Seductions: studies in reading and culture
"One of the deadliest of seductions for feminists is their seduction by theorists, by theories." With this boldly polemical stroke, Jane Miller begins her exploration stealthily, cumulatively, and with a deft and compelling intelligence. In looking at the complex relation of women to culture and literature, and to theory and politics, and in recalling her own coming to feminism, she asks how women experience themselves within ideas and traditions which simultaneously include and exclude them, take their presence for granted, and deny it.
Seduction as a category binds together the ambivalence--the pleasure and the invisible coercions--of male/female relations, while at the same time transgressing the implicit imperative in patriarchal societies to confine eroticism and its politics to the closet. Seductions consists of five loosely connected, almost autonomous chapters, which nevertheless trace a historical progression from the eighteenth century to the present. Miller borrows Antonio Gramsci's idea of "hegemony," using it to contextualize her readings of two famous literary seductions, as told through Richardson's Clarissa and Jane Austen's Sense and Sensibility.
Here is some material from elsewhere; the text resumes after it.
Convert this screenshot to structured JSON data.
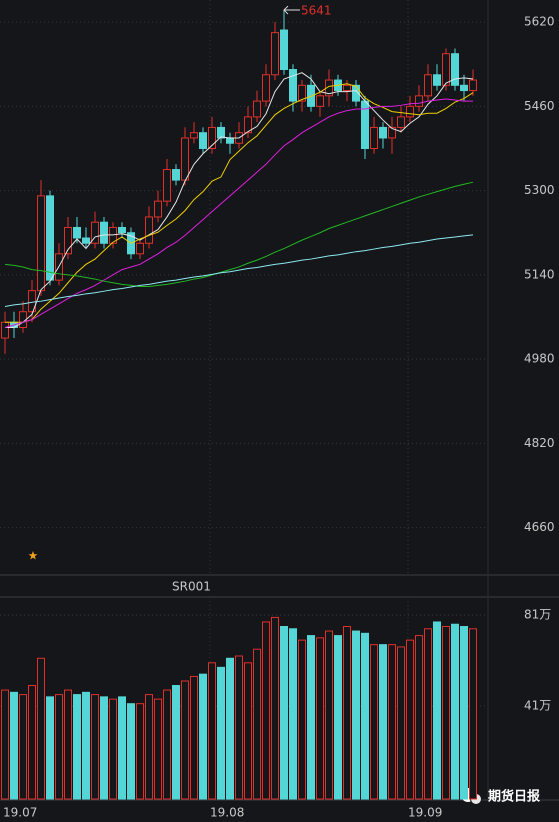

The second chapter focuses on Raymond Williams' novels and criticism, using them to chart the larger exclusions of feminism by Marxism. The author enlists Carolyn Steedman's Landscape for a Good Woman in an attempt to survey Williams' telling silences. The third chapter reconstructs and analyzes the life and career of Clara Collet, Miller's great-aunt, close friend of George Gissing, civil servant, and expert on women's education and work. Through Collet, Miller bestows individual color on the pressures inflicted on professional women to assume male perspectives and procedures. The fourth chapter is superb. Bracketed by discussions of Charlotte Bronte's Villette and Toni Morrison's Beloved, it questions influential treatments of colonialism and orientalism which use women as a metaphor without listening for the testimony of real women. It is a moving plea to set the category of "women" alongside more privileged categories of class and race. The final chapter counterpoints the internal contradictions in the "polyphonic" theories of Bakhtin and Volosinov with an account of women's distrust of other women in Margaret Atwood's Cat's Eye. By ending with an evocation of women's self-dislike, Miller emphasizes the chilling ways in which cultural exclusions and degradations of women are internalized and replicated by complicitous victims.